A suo giudizio, quello che la Costituzione deve fissare è che la sovranità viene dal popolo. Lo Stato, che è depositario del potere di comando, lo esercita attraverso gli organi del suo ordinamento, ma questi organi sono azionati e ricevono autorità e forma dal popolo che, direttamente o indirettamente, dà ad essi tutta la capacità della sua sovranità.

Ritiene, pertanto, preferibile la formula dell’onorevole Cevolotto, che senza avere pretese giuridiche esplica un concetto fondamentale giuridico e politico di una Costituzione democratica.

MORO non entra nella disputa sottile e interessante se la sovranità spetti al popolo o allo Stato, ma non può essere d’accordo con l’onorevole Grassi quando ritiene non necessaria la specificazione dei limiti giuridici e politici in cui si esplica la sovranità dello Stato. Dopo venti anni di arbitrio del potere esecutivo che avevano portato alla creazione di una dottrina per la quale la sovranità dello Stato consisteva nell’assoluta potenza, o prepotenza, si deve affermare nella Costituzione che il potere dello Stato è un potere giuridico, e che lo Stato comanda nei limiti della Costituzione e delle leggi ad essa conformi. Questa precisazione è tanto più necessaria in relazione all’articolo 3 formulato dall’onorevole Dossetti, nel quale si precisa come al singolo, o alla collettività, spetti la resistenza contro lo Stato, se esso avvalendosi della sua veste di sovranità tenta di menomare i diritti sanciti dalla Costituzione e dalle leggi. Solo dopo aver dichiarato che la sovranità dello Stato è nell’ambito dell’ordinamento giuridico, si ha la possibilità di sancire nella Costituzione il diritto di resistenza contro gli atti di arbitrio dello Stato.
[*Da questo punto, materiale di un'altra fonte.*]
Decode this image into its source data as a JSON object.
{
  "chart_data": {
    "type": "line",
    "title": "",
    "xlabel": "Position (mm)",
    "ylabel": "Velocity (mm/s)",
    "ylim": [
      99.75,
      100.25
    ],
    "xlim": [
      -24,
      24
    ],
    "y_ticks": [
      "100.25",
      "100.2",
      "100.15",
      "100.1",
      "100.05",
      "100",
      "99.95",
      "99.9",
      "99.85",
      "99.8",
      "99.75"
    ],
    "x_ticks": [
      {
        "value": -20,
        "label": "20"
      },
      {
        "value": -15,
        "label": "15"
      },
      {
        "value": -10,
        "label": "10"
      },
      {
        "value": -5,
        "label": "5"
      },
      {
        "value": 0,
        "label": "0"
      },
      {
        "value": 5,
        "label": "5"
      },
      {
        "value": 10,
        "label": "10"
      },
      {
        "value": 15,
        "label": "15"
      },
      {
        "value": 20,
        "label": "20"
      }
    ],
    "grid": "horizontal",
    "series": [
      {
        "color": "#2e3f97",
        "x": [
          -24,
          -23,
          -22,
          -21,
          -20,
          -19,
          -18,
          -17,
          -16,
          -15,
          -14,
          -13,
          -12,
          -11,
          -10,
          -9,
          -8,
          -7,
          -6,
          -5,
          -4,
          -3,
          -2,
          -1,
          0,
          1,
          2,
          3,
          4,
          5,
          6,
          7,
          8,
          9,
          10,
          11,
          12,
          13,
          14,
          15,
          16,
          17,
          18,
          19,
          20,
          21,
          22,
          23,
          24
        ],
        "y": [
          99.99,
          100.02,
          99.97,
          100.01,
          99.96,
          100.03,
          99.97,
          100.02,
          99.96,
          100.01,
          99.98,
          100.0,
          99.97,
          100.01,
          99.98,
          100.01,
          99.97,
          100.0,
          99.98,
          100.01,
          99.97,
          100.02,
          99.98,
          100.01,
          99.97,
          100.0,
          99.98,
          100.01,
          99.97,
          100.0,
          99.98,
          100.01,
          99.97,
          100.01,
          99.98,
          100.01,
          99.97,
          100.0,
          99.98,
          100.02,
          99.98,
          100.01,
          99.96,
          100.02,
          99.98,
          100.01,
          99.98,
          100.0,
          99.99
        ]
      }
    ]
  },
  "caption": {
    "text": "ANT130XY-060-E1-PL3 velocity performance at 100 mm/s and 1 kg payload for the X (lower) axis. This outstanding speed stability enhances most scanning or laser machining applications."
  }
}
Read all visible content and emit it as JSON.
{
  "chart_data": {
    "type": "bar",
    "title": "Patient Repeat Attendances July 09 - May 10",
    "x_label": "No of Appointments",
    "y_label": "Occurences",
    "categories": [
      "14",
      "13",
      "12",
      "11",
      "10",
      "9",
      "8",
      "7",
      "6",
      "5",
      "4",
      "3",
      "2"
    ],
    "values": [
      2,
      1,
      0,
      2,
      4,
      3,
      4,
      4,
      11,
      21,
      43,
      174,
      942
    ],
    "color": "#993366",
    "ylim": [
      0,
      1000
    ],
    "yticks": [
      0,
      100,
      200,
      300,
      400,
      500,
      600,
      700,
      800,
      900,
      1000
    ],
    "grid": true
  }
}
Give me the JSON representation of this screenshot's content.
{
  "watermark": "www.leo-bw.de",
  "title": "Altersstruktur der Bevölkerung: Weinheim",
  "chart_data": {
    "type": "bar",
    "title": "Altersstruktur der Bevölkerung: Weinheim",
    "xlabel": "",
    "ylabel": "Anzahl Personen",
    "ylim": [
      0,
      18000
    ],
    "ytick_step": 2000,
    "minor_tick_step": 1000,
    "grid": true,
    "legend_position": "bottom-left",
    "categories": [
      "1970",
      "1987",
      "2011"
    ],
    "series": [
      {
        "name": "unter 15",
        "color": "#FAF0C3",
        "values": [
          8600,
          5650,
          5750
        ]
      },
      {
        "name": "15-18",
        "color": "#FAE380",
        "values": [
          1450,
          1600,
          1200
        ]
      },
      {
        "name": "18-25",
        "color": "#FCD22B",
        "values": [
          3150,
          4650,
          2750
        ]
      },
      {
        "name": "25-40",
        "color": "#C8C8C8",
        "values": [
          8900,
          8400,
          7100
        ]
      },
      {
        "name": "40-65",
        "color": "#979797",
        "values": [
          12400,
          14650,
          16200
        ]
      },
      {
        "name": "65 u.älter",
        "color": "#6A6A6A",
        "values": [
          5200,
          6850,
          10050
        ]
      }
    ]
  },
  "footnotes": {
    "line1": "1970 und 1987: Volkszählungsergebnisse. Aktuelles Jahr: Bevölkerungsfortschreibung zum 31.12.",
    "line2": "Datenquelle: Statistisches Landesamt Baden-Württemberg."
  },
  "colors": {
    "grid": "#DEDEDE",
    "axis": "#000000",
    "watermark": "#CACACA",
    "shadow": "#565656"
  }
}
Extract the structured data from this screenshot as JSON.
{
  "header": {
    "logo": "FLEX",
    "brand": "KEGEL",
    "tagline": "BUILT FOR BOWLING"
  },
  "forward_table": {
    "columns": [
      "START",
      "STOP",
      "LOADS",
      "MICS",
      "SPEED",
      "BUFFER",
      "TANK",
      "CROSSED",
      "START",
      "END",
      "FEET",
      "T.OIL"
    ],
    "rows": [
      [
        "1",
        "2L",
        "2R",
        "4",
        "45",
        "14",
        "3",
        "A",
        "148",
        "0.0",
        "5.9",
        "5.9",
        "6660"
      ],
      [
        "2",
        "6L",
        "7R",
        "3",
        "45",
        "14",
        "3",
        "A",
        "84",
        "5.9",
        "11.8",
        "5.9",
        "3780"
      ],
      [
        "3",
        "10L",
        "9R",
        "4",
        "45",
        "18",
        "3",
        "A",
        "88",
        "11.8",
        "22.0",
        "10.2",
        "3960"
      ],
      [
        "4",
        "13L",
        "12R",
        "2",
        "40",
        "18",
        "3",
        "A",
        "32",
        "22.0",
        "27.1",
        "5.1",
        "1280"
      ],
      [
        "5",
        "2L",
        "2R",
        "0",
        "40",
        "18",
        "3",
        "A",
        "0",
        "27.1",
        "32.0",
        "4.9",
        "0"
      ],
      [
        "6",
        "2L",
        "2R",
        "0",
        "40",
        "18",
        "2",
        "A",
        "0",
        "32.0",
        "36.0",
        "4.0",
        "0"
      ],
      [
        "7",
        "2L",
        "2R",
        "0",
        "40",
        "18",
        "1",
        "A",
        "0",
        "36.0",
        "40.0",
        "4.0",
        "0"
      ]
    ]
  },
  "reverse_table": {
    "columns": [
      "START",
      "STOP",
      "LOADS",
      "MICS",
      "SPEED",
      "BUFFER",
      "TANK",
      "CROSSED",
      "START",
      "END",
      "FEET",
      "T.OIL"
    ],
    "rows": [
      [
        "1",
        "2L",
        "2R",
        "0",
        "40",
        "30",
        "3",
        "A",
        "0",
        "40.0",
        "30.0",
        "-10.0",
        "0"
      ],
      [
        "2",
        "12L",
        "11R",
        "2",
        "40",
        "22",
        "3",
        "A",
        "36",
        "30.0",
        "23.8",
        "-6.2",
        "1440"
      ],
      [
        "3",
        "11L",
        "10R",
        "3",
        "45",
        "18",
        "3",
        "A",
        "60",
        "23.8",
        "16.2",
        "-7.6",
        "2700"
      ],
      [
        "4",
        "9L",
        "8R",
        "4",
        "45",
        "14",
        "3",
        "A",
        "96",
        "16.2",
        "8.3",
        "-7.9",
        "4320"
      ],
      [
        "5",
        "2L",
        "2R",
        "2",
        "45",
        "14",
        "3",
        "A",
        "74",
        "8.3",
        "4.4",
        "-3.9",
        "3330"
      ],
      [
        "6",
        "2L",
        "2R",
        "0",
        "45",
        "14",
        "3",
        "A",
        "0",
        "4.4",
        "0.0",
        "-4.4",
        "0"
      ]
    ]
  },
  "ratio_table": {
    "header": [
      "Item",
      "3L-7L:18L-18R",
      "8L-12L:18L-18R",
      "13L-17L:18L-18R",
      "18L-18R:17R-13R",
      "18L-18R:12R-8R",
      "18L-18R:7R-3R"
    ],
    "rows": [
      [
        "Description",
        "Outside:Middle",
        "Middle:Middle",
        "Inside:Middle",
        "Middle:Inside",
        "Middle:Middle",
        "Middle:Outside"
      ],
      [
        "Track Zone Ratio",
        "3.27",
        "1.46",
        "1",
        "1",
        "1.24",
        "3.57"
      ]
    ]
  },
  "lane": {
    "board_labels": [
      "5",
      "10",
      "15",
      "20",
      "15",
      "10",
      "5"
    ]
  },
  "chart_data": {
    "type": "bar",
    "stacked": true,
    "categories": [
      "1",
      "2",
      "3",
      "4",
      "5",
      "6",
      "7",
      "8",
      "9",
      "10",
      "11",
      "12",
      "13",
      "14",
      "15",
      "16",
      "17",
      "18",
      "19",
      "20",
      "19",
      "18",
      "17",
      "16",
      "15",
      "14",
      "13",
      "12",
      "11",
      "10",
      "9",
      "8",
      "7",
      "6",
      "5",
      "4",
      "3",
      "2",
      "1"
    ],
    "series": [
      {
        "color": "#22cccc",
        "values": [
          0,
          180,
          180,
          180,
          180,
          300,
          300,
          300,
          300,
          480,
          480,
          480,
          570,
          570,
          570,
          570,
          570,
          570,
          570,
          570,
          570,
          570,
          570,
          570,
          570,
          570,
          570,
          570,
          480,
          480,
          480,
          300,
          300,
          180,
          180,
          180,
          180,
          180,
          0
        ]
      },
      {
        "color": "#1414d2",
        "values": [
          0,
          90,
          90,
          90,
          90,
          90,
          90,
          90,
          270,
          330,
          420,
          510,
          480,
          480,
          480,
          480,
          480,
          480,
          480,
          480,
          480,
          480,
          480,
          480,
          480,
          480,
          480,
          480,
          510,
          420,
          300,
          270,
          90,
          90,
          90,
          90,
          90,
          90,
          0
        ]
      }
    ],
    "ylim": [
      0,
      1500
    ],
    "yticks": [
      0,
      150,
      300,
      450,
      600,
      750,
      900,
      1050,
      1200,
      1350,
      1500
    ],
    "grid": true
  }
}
Dopo una esperienza storica come quella vissuta, non crede si possa fare a meno di fissare con la massima chiarezza i seguenti concetti: sovranità dello Stato nell’ambito della legge; organi del popolo o delegati dal popolo all’esercizio della sovranità; diritto e dovere di resistenza del singolo e della collettività agli atti arbitrari dello Stato.

LA PIRA ricorda che tutta la più recente letteratura di diritto pubblico si è preoccupata di riaffermare il concetto di stato di diritto, e d’altra parte, tutta la Costituzione è stata imperniata sul fatto che lo Stato ha dei limiti di diritto naturale e di diritto positivo.

Ritiene, pertanto, che l’articolo così come è stato proposto dall’onorevole Dossetti sia fondamentale e che debba far parte della Costituzione.

CORSANEGO fa presente che l’onorevole Cevolotto ha aderito alla formula proposta dall’onorevole Dossetti, sicché l’articolo si presenta come concordato fra i due Relatori.

LUCIFERO dichiara di non essere stato convinto dalle argomentazioni svolte dagli onorevoli La Pira, Moro e Dossetti, che, anzi, lo hanno confermato nella decisione di votare a favore del testo proposto dall’onorevole Cevolotto. Richiede, perciò, che se si dovesse mettere ai voti l’articolo concordato dai due Relatori, esso sia messo ai voti per divisione.

TOGLIATTI dichiara di concordare sostanzialmente con le considerazioni svolte dall’onorevole Moro. In netta opposizione a quella profonda deviazione verificatasi nella dottrina giuridica, in senso assolutistico e reazionario, per opera del diritto tedesco attraverso una deformazione dell’hegelismo, ritiene che in una Costituzione fatta dopo il fascismo, un’affermazione quale quella proposta dall’onorevole Dossetti non sia da respingere, a condizione che si affermi anche che il depositario della sovranità è il popolo.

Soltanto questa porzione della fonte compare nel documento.